The Council has been monitoring these developments. On 28 August, at the request of Sweden, Council members were briefed by WHO Director-General Tedros Adhanom Ghebreyesus on the current Ebola outbreak in eastern DRC, under “any other business”. On 3 October, the Council members was briefed by Ghebreyesus again in consultations via video-teleconference from Geneva, at the initiative of Bolivia; at this meeting, Ghebreyesus told members that the activities of armed groups in North Kivu, particularly around Beni, have hampered the WHO’s efforts, at times causing them to be suspended entirely. He appealed to members to exercise their influence to achieve full, uninterrupted access to the affected areas, and to protect both locals at risk of contracting Ebola and responders. He further reported that the WHO had increased its assessment of the risk of regional spread from high to very high.
On the next day, Council members traveled on a visiting mission to Kinshasa with a focus on the current electoral process. The issue of Ebola was raised during a meeting with civil society on 6 October on the security and humanitarian situation in the country. One civil society representative noted that more medication and equipment should be deployed to the affected region and that the population needed to be better informed about the risk of Ebola. The speaker added that MONUSCO needed to address insecurity in the Ebola-affected area, as the difficult security environment was detrimental to response efforts. When the Council met with President Joseph Kabila later that day, Kabila commended MONUSCO for its efforts to help the DRC fight the disease.
Following the visit, Council experts met at the Swedish mission for an informal briefing from WHO officials. In a formal Council briefing on MONUSCO on 11 October, Ethiopia described the Ebola situation as worrisome, and that there is potential for the disease to spread to other regions (S/PV.8370). Ethiopia stated its intention to circulate a draft resolution on the situation shortly.
By initiating this draft, Ethiopia and Sweden wanted to raise awareness of the outbreak in the DRC and the importance of supporting responders affected by the security situation in the east. In this regard, the draft resolution emphasises the importance of continued international support, including financial support, in order to bring the Ebola outbreak under control; encourages the DRC, WHO, and other Ebola responders to continue to improve the transparency and accuracy of reporting on the status of the outbreak; notes the WHO’s assessment that the virus could potentially spread to Uganda, Rwanda, South Sudan and Burundi; and calls on the governments of those countries “to continue efforts to prepare for operational readiness, in full cooperation with WHO.”
The draft resolution also condemns rebel groups for putting responders at risk and hampering response efforts. Furthermore, it recalls resolution 2286 of May 2016 on the protection of health care workers and facilities in armed conflict and condemns acts of violence, attacks and threats intentionally directed against medical personnel and humanitarian personnel exclusively engaged in medical duties.
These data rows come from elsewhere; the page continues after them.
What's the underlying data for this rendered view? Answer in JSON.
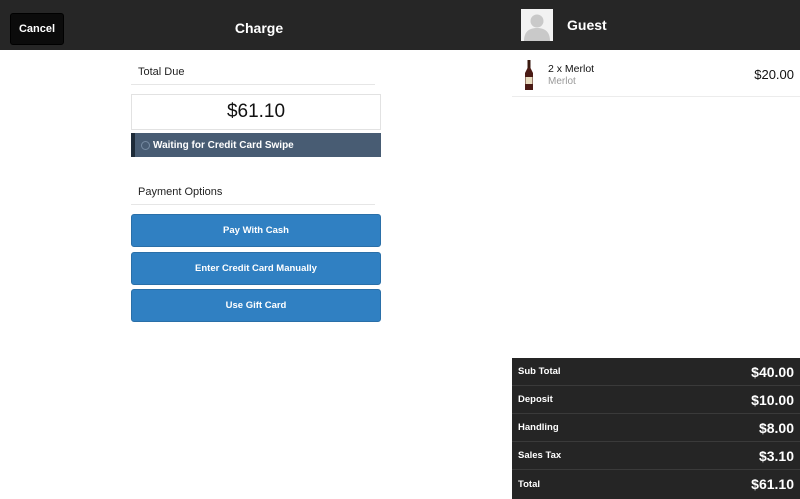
{
  "header": {
    "cancel_label": "Cancel",
    "title": "Charge"
  },
  "charge": {
    "total_due_label": "Total Due",
    "total_due_value": "$61.10",
    "status_text": "Waiting for Credit Card Swipe",
    "payment_options_label": "Payment Options",
    "options": [
      "Pay With Cash",
      "Enter Credit Card Manually",
      "Use Gift Card"
    ]
  },
  "customer": {
    "name": "Guest",
    "avatar_icon": "user-placeholder-icon"
  },
  "cart": {
    "items": [
      {
        "name": "2 x Merlot",
        "subtitle": "Merlot",
        "price": "$20.00",
        "icon": "wine-bottle-icon"
      }
    ]
  },
  "totals": [
    {
      "label": "Sub Total",
      "value": "$40.00"
    },
    {
      "label": "Deposit",
      "value": "$10.00"
    },
    {
      "label": "Handling",
      "value": "$8.00"
    },
    {
      "label": "Sales Tax",
      "value": "$3.10"
    },
    {
      "label": "Total",
      "value": "$61.10"
    }
  ],
  "colors": {
    "header_bg": "#262626",
    "button_blue": "#3080c2",
    "status_bar": "#485c73",
    "totals_bg": "#252525"
  }
}
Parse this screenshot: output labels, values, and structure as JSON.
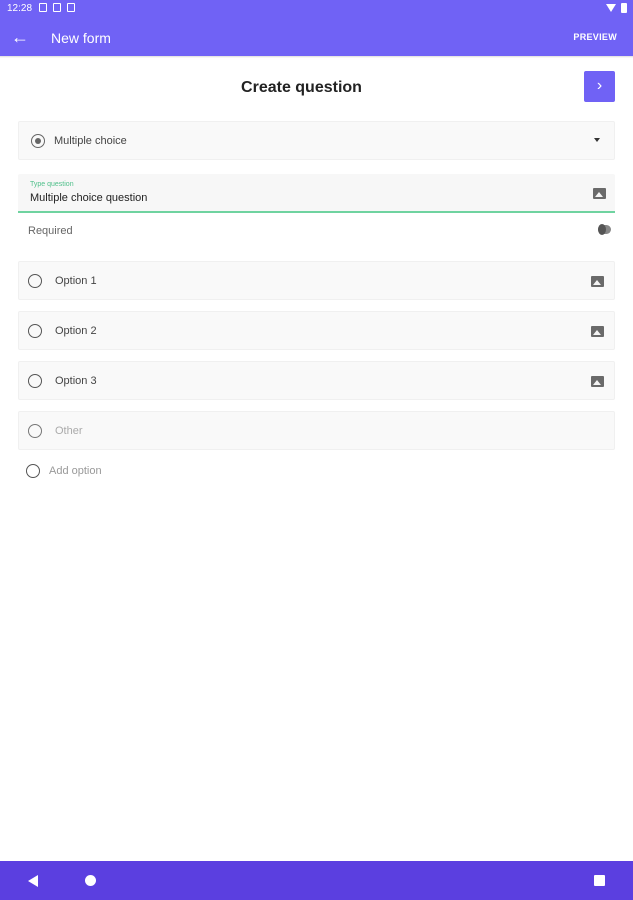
{
  "status_bar": {
    "time": "12:28"
  },
  "app_bar": {
    "title": "New form",
    "preview_label": "PREVIEW"
  },
  "page": {
    "title": "Create question",
    "next_glyph": "›"
  },
  "question_type": {
    "selected": "Multiple choice"
  },
  "question": {
    "label": "Type question",
    "value": "Multiple choice question"
  },
  "required": {
    "label": "Required",
    "on": false
  },
  "options": [
    {
      "label": "Option 1"
    },
    {
      "label": "Option 2"
    },
    {
      "label": "Option 3"
    }
  ],
  "other": {
    "label": "Other"
  },
  "add_option": {
    "label": "Add option"
  },
  "colors": {
    "primary": "#7062f5",
    "nav_bar": "#5b3fe0",
    "field_accent": "#6fd3a0"
  },
  "icons": {
    "back": "arrow-left-icon",
    "next": "chevron-right-icon",
    "dropdown": "caret-down-icon",
    "image": "image-icon"
  }
}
It urges that all parties respect international humanitarian law and international human rights law and that they ensure immediate and unhindered access for humanitarian and medical personnel and that their equipment and that medical facilities are protected under international law.
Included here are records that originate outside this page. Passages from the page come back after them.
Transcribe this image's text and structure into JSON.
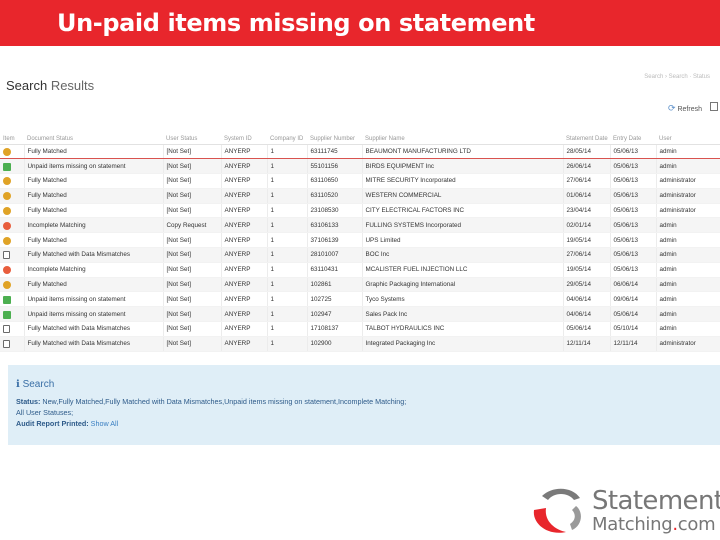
{
  "banner": {
    "title": "Un-paid items missing on statement"
  },
  "results": {
    "title_bold": "Search",
    "title_light": " Results",
    "breadcrumb": "Search › Search · Status",
    "refresh_label": "Refresh"
  },
  "table": {
    "columns": [
      "Item",
      "Document Status",
      "User Status",
      "System ID",
      "Company ID",
      "Supplier Number",
      "Supplier Name",
      "Statement Date",
      "Entry Date",
      "User"
    ],
    "rows": [
      {
        "icon": "gear",
        "status": "Fully Matched",
        "user_status": "[Not Set]",
        "system": "ANYERP",
        "company": "1",
        "supplier_no": "63111745",
        "supplier_name": "BEAUMONT MANUFACTURING LTD",
        "statement_date": "28/05/14",
        "entry_date": "05/06/13",
        "user": "admin",
        "highlight": true
      },
      {
        "icon": "flag",
        "status": "Unpaid items missing on statement",
        "user_status": "[Not Set]",
        "system": "ANYERP",
        "company": "1",
        "supplier_no": "55101156",
        "supplier_name": "BIRDS EQUIPMENT Inc",
        "statement_date": "26/06/14",
        "entry_date": "05/06/13",
        "user": "admin"
      },
      {
        "icon": "gear",
        "status": "Fully Matched",
        "user_status": "[Not Set]",
        "system": "ANYERP",
        "company": "1",
        "supplier_no": "63110650",
        "supplier_name": "MITRE SECURITY Incorporated",
        "statement_date": "27/06/14",
        "entry_date": "05/06/13",
        "user": "administrator"
      },
      {
        "icon": "gear",
        "status": "Fully Matched",
        "user_status": "[Not Set]",
        "system": "ANYERP",
        "company": "1",
        "supplier_no": "63110520",
        "supplier_name": "WESTERN COMMERCIAL",
        "statement_date": "01/06/14",
        "entry_date": "05/06/13",
        "user": "administrator"
      },
      {
        "icon": "gear",
        "status": "Fully Matched",
        "user_status": "[Not Set]",
        "system": "ANYERP",
        "company": "1",
        "supplier_no": "23108530",
        "supplier_name": "CITY ELECTRICAL FACTORS INC",
        "statement_date": "23/04/14",
        "entry_date": "05/06/13",
        "user": "administrator"
      },
      {
        "icon": "warn",
        "status": "Incomplete Matching",
        "user_status": "Copy Request",
        "system": "ANYERP",
        "company": "1",
        "supplier_no": "63106133",
        "supplier_name": "FULLING SYSTEMS Incorporated",
        "statement_date": "02/01/14",
        "entry_date": "05/06/13",
        "user": "admin"
      },
      {
        "icon": "gear",
        "status": "Fully Matched",
        "user_status": "[Not Set]",
        "system": "ANYERP",
        "company": "1",
        "supplier_no": "37106139",
        "supplier_name": "UPS Limited",
        "statement_date": "19/05/14",
        "entry_date": "05/06/13",
        "user": "admin"
      },
      {
        "icon": "doc",
        "status": "Fully Matched with Data Mismatches",
        "user_status": "[Not Set]",
        "system": "ANYERP",
        "company": "1",
        "supplier_no": "28101007",
        "supplier_name": "BOC Inc",
        "statement_date": "27/06/14",
        "entry_date": "05/06/13",
        "user": "admin"
      },
      {
        "icon": "warn",
        "status": "Incomplete Matching",
        "user_status": "[Not Set]",
        "system": "ANYERP",
        "company": "1",
        "supplier_no": "63110431",
        "supplier_name": "MCALISTER FUEL INJECTION LLC",
        "statement_date": "19/05/14",
        "entry_date": "05/06/13",
        "user": "admin"
      },
      {
        "icon": "gear",
        "status": "Fully Matched",
        "user_status": "[Not Set]",
        "system": "ANYERP",
        "company": "1",
        "supplier_no": "102861",
        "supplier_name": "Graphic Packaging International",
        "statement_date": "29/05/14",
        "entry_date": "06/06/14",
        "user": "admin"
      },
      {
        "icon": "flag",
        "status": "Unpaid items missing on statement",
        "user_status": "[Not Set]",
        "system": "ANYERP",
        "company": "1",
        "supplier_no": "102725",
        "supplier_name": "Tyco Systems",
        "statement_date": "04/06/14",
        "entry_date": "09/06/14",
        "user": "admin"
      },
      {
        "icon": "flag",
        "status": "Unpaid items missing on statement",
        "user_status": "[Not Set]",
        "system": "ANYERP",
        "company": "1",
        "supplier_no": "102947",
        "supplier_name": "Sales Pack Inc",
        "statement_date": "04/06/14",
        "entry_date": "05/06/14",
        "user": "admin"
      },
      {
        "icon": "doc",
        "status": "Fully Matched with Data Mismatches",
        "user_status": "[Not Set]",
        "system": "ANYERP",
        "company": "1",
        "supplier_no": "17108137",
        "supplier_name": "TALBOT HYDRAULICS INC",
        "statement_date": "05/06/14",
        "entry_date": "05/10/14",
        "user": "admin"
      },
      {
        "icon": "doc",
        "status": "Fully Matched with Data Mismatches",
        "user_status": "[Not Set]",
        "system": "ANYERP",
        "company": "1",
        "supplier_no": "102900",
        "supplier_name": "Integrated Packaging Inc",
        "statement_date": "12/11/14",
        "entry_date": "12/11/14",
        "user": "administrator"
      }
    ]
  },
  "search_panel": {
    "heading": "Search",
    "status_label": "Status:",
    "status_value": " New,Fully Matched,Fully Matched with Data Mismatches,Unpaid items missing on statement,Incomplete Matching;",
    "user_statuses_label": "All User Statuses;",
    "audit_label": "Audit Report Printed:",
    "audit_value": " Show All"
  },
  "logo": {
    "line1": "Statement",
    "line2_main": "Matching",
    "line2_dot": ".",
    "line2_tld": "com"
  },
  "colors": {
    "brand_red": "#e8262c",
    "panel_blue": "#dfeef7",
    "logo_gray": "#777777"
  }
}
This is not the first time the Council has addressed the interaction between an Ebola epidemic and the maintenance of international peace and security. During the Ebola outbreak in Liberia, Sierra Leone, and Guinea in 2014, the Council adopted resolution 2177 on 18 September 2014, determining that “the unprecedented extent of the Ebola outbreak in Africa constitutes a threat to international peace and security”.